Aberrant Hypermethylation of SALL3 with HPV Involvement Contributes to the Carcinogenesis of Cervical Cancer

Abstract

Objective: This study aimed to investigate the methylation status of the promoter region of spalt-like transcription factor 3 (SALL3) and the expression of SALL3 in cervical cancer to explore the function of this gene in cervical cancer carcinogenesis.

Methods: The methylation status of SALL3 was detected by methylation-specific PCR, and SALL3 gene expression was assessed by real-time quantitative PCR in the cervical cancer cell lines, SiHa, HeLa and C33A, as well as in cervical cancer tissue samples (n = 23), matched pericarcinomatous tissue samples (n = 23) and normal cervix tissue samples (n = 17). MTT was used to measure the cell viability and proliferation capacity of SiHa and HeLa cells.

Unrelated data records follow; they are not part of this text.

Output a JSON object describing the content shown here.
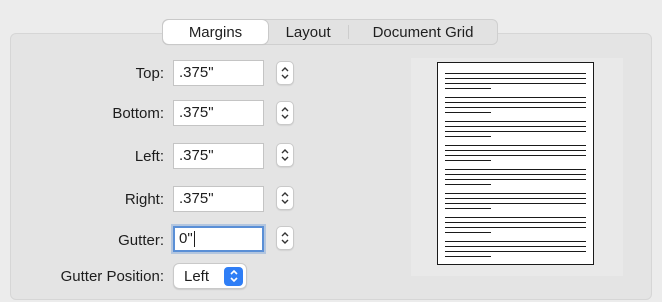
{
  "tabs": [
    {
      "label": "Margins",
      "active": true
    },
    {
      "label": "Layout",
      "active": false
    },
    {
      "label": "Document Grid",
      "active": false
    }
  ],
  "fields": {
    "top": {
      "label": "Top:",
      "value": ".375\""
    },
    "bottom": {
      "label": "Bottom:",
      "value": ".375\""
    },
    "left": {
      "label": "Left:",
      "value": ".375\""
    },
    "right": {
      "label": "Right:",
      "value": ".375\""
    },
    "gutter": {
      "label": "Gutter:",
      "value": "0\""
    }
  },
  "gutter_position": {
    "label": "Gutter Position:",
    "value": "Left"
  },
  "colors": {
    "accent": "#2f7ef6",
    "focus_ring": "#5a8fd6"
  },
  "icons": {
    "stepper": "up-down-stepper-icon",
    "popup": "chevron-up-down-icon"
  }
}
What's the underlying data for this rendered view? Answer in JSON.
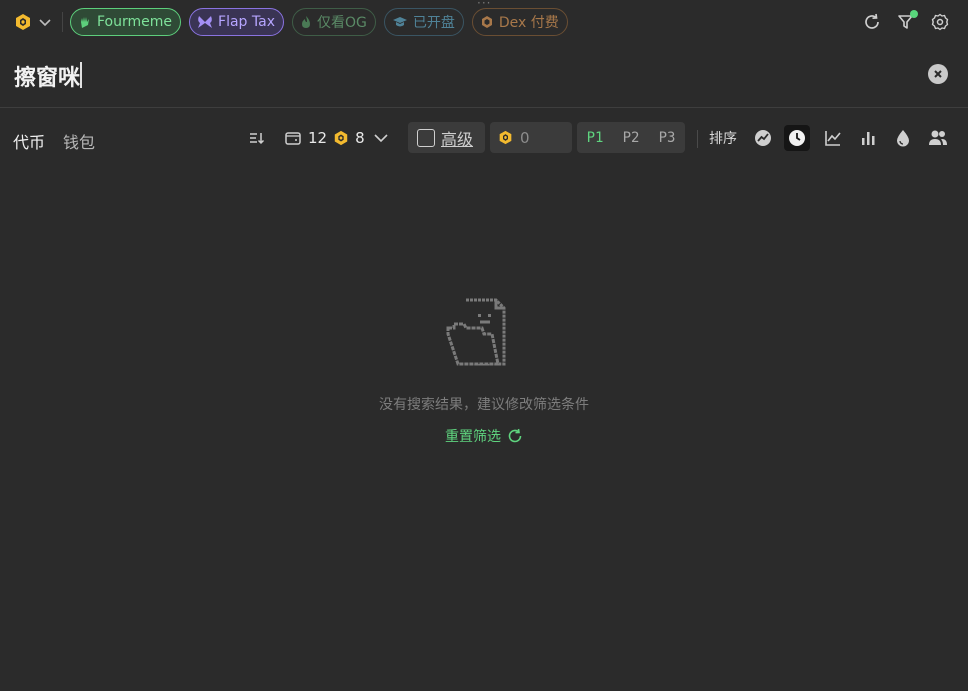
{
  "topbar": {
    "chain": {
      "icon": "bnb-chain-icon",
      "accent": "#f3ba2f"
    },
    "tags": [
      {
        "label": "Fourmeme",
        "icon": "fourmeme-hand-icon",
        "active": true,
        "color": "#7ee29a"
      },
      {
        "label": "Flap Tax",
        "icon": "butterfly-icon",
        "active": true,
        "color": "#b6a5ff"
      },
      {
        "label": "仅看OG",
        "icon": "flame-icon",
        "active": false,
        "color": "#5a8a66"
      },
      {
        "label": "已开盘",
        "icon": "graduation-cap-icon",
        "active": false,
        "color": "#4f8297"
      },
      {
        "label": "Dex 付费",
        "icon": "bnb-coin-icon",
        "active": false,
        "color": "#a8784a"
      }
    ],
    "actions": [
      "refresh-icon",
      "filter-icon",
      "settings-icon"
    ]
  },
  "search": {
    "value": "擦窗咪"
  },
  "tabs": [
    {
      "label": "代币",
      "active": true
    },
    {
      "label": "钱包",
      "active": false
    }
  ],
  "filters": {
    "wallet_count": "12",
    "bnb_count": "8",
    "advanced_label": "高级",
    "amount_value": "0",
    "pages": [
      {
        "label": "P1",
        "active": true
      },
      {
        "label": "P2",
        "active": false
      },
      {
        "label": "P3",
        "active": false
      }
    ],
    "sort_label": "排序",
    "sort_options": [
      {
        "icon": "trend-chart-icon",
        "active": false
      },
      {
        "icon": "clock-icon",
        "active": true
      },
      {
        "icon": "line-chart-icon",
        "active": false
      },
      {
        "icon": "bar-chart-icon",
        "active": false
      },
      {
        "icon": "droplet-icon",
        "active": false
      },
      {
        "icon": "users-icon",
        "active": false
      }
    ]
  },
  "empty_state": {
    "message": "没有搜索结果，建议修改筛选条件",
    "reset_label": "重置筛选"
  },
  "colors": {
    "background": "#2b2b2b",
    "accent_green": "#5fd47f",
    "bnb_yellow": "#f3ba2f"
  }
}
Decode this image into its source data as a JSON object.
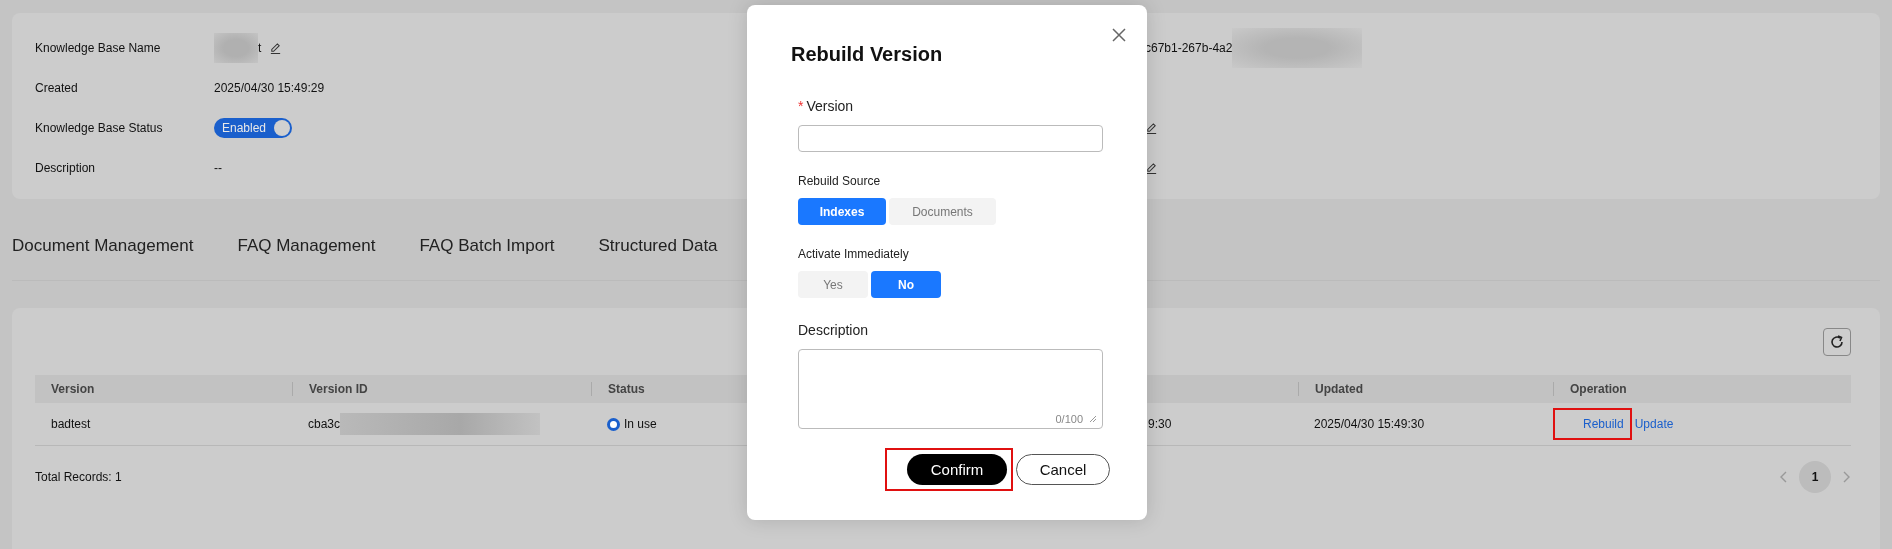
{
  "info_left": [
    {
      "label": "Knowledge Base Name",
      "kind": "editable",
      "value": "t",
      "redacted_before": true
    },
    {
      "label": "Created",
      "kind": "text",
      "value": "2025/04/30 15:49:29"
    },
    {
      "label": "Knowledge Base Status",
      "kind": "switch",
      "value": "Enabled",
      "on": true
    },
    {
      "label": "Description",
      "kind": "text",
      "value": "--"
    }
  ],
  "info_right": [
    {
      "kind": "text",
      "value": "c67b1-267b-4a2",
      "redacted_after": true
    },
    {
      "kind": "empty"
    },
    {
      "kind": "editable"
    },
    {
      "kind": "editable"
    }
  ],
  "tabs": [
    {
      "label": "Document Management",
      "selected": false
    },
    {
      "label": "FAQ Management",
      "selected": false
    },
    {
      "label": "FAQ Batch Import",
      "selected": false
    },
    {
      "label": "Structured Data",
      "selected": false
    }
  ],
  "table": {
    "columns": [
      "Version",
      "Version ID",
      "Status",
      null,
      "Updated",
      "Operation"
    ],
    "rows": [
      {
        "version": "badtest",
        "version_id": {
          "value": "cba3c",
          "redacted_after": true
        },
        "status": {
          "kind": "radio",
          "label": "In use"
        },
        "column_4": "9:30",
        "updated": "2025/04/30 15:49:30",
        "operations": [
          {
            "label": "Rebuild",
            "highlighted": true
          },
          {
            "label": "Update",
            "highlighted": false
          }
        ]
      }
    ],
    "total": "Total Records: 1",
    "pages": [
      {
        "label": "1",
        "selected": true
      }
    ]
  },
  "dialog": {
    "title": "Rebuild Version",
    "version": {
      "label": "Version",
      "required_mark": "*"
    },
    "rebuild_source": {
      "label": "Rebuild Source",
      "options": [
        {
          "label": "Indexes",
          "selected": true
        },
        {
          "label": "Documents",
          "selected": false
        }
      ]
    },
    "activate_immediately": {
      "label": "Activate Immediately",
      "options": [
        {
          "label": "Yes",
          "selected": false
        },
        {
          "label": "No",
          "selected": true
        }
      ]
    },
    "description": {
      "label": "Description",
      "counter": "0/100"
    },
    "buttons": [
      {
        "label": "Confirm",
        "kind": "primary",
        "highlighted": true
      },
      {
        "label": "Cancel",
        "kind": "secondary",
        "highlighted": false
      }
    ]
  }
}
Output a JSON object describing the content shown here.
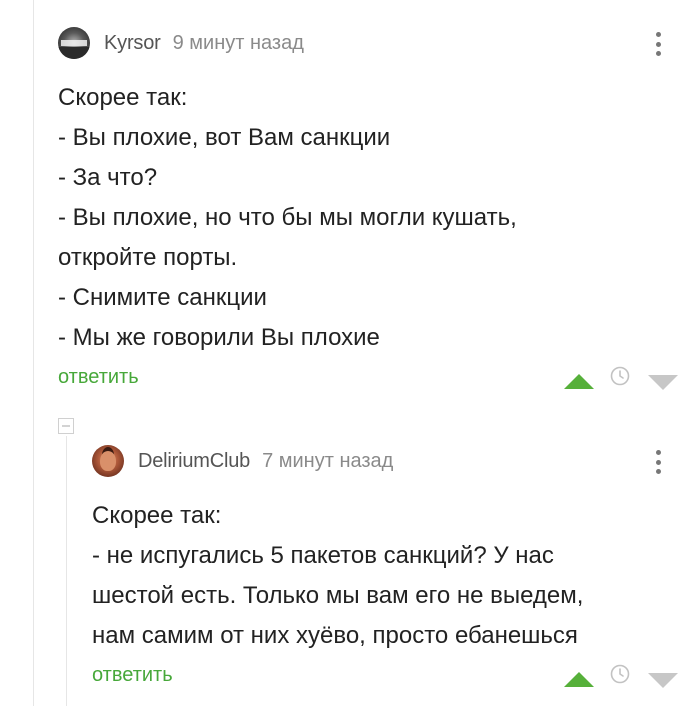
{
  "comments": [
    {
      "username": "Kyrsor",
      "timestamp": "9 минут назад",
      "lines": [
        "Скорее так:",
        "- Вы плохие, вот Вам санкции",
        "- За что?",
        "- Вы плохие, но что бы мы могли кушать,",
        "откройте порты.",
        "- Снимите санкции",
        "- Мы же говорили Вы плохие"
      ],
      "reply_label": "ответить",
      "icons": {
        "more": "more-vertical-icon",
        "up": "vote-up-icon",
        "save": "clock-icon",
        "down": "vote-down-icon"
      }
    },
    {
      "username": "DeliriumClub",
      "timestamp": "7 минут назад",
      "lines": [
        "Скорее так:",
        "- не испугались 5 пакетов санкций? У нас",
        "шестой есть. Только мы вам его не выедем,",
        "нам самим от них хуёво, просто ебанешься"
      ],
      "reply_label": "ответить",
      "icons": {
        "more": "more-vertical-icon",
        "up": "vote-up-icon",
        "save": "clock-icon",
        "down": "vote-down-icon"
      }
    }
  ],
  "colors": {
    "accent_green": "#47a83a",
    "vote_up": "#56b03a",
    "vote_down": "#c7c7c7",
    "muted": "#8a8a8a"
  }
}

Results: The SALL3 promoter was completely methylated in SiHa cells, unmethylated in C33A cells and partially methylated in HeLa cells. After treatment of SiHa and HeLa cells with 5 μM and 10 μM of 5-Azacytidine (5-Aza), respectively, the methylation level of the SALL3 promoter decreased and observed increase in the degree of unmethylation in a dose-dependent manner. Moreover, the relative expression of SALL3 mRNA increased as the concentration of 5-Aza increased in SiHa (p<0.05) and HeLa (p<0.05) cells. This above-mentioned increase in SALL3 mRNA in SiHa cells was more remarkable than that observed in HeLa cells. Cell proliferation capacity also decreased after administration of 5-Aza to SiHa and HeLa cells (p<0.05). Methylation of the SALL3 promoter was observed in 15 of 23 (65.21%) cervical cancer tissue samples, 15 of 23 (65.21%) matched pericarcinomatous tissue samples and 5 of 17 (29.41%) normal cervical tissue samples (p<0.05). SALL3 mRNA expression was significantly lower in cervical cancer and pericarcinomatous tissues compared with normal cervical tissues (p<0.05). In all cervix tissue samples, HPV infection was positively associated with hypermethylation of the promoter region of SALL3 (p<0.05, r = 0.408), and the expression of SALL3 mRNA in HPV-positive tissues was lower than that in HPV-negative tissues (p<0.05).

Conclusion: The aberrant hypermethylation of SALL3 together with HPV involvement inactivated its function as a tumor suppressor and contributed to carcinogenesis in cervical cancer.

Fig 1. Detection of the methylation status in the promoter regions of SALL3 in cervical cancer cell lines.

(A) Predicted CpG islands in the promoter region of SALL3. Numbers indicate the positions in bp relative to the transcription start site. The blue region represents the CpG islands and the red vertical bars are the CpG loci in these input sequences. (B) Detection of SALL3 methylation status by MSP in SiHa, C33A and HeLa cell lines. (M: methylated; U: unmethylated).

Fig 2. Detection of the methylation status in the promoter regions of SALL3 in SiHa(A) and HeLa(B) cells after treated with 5-Aza.

(M: methylated; U: unmethylated).

Fig 3. Relative expression of SALL3 mRNA in SiHa and HeLa cells after treatment with different concentrations of 5-Aza.

(*p<0.05).

Fig 4. Cell viability and proliferation capacity of the cervical cancer cell lines SiHa(A) and HeLa(B) after treatment with 5-Aza(*p<0.05).

Fig 5. Detection of SALL3 methylation status by MSP in cervical cancer tissues (A), matched-pericarcinomatous tissues (B) and normal cervix tissues(C) (M: methylated; U: unmethylated).

Fig 6. (A) Relative expression of SALL3 mRNA in cervical cancer, pericarcinomatous and normal cervical tissues. These data are represented by the median with an interquartile range (*p<0.05) (B) Relative expression of SALL3 mRNA in methylated and unmethylated cervical tissues.

These data are represented by the median with an interquartile range (*p<0.05).

Fig 7. Relative expression of SALL3 mRNA in HPV-positive and HPV-negative tissues.

These data are represented by the median with an interquartile range (*p<0.05).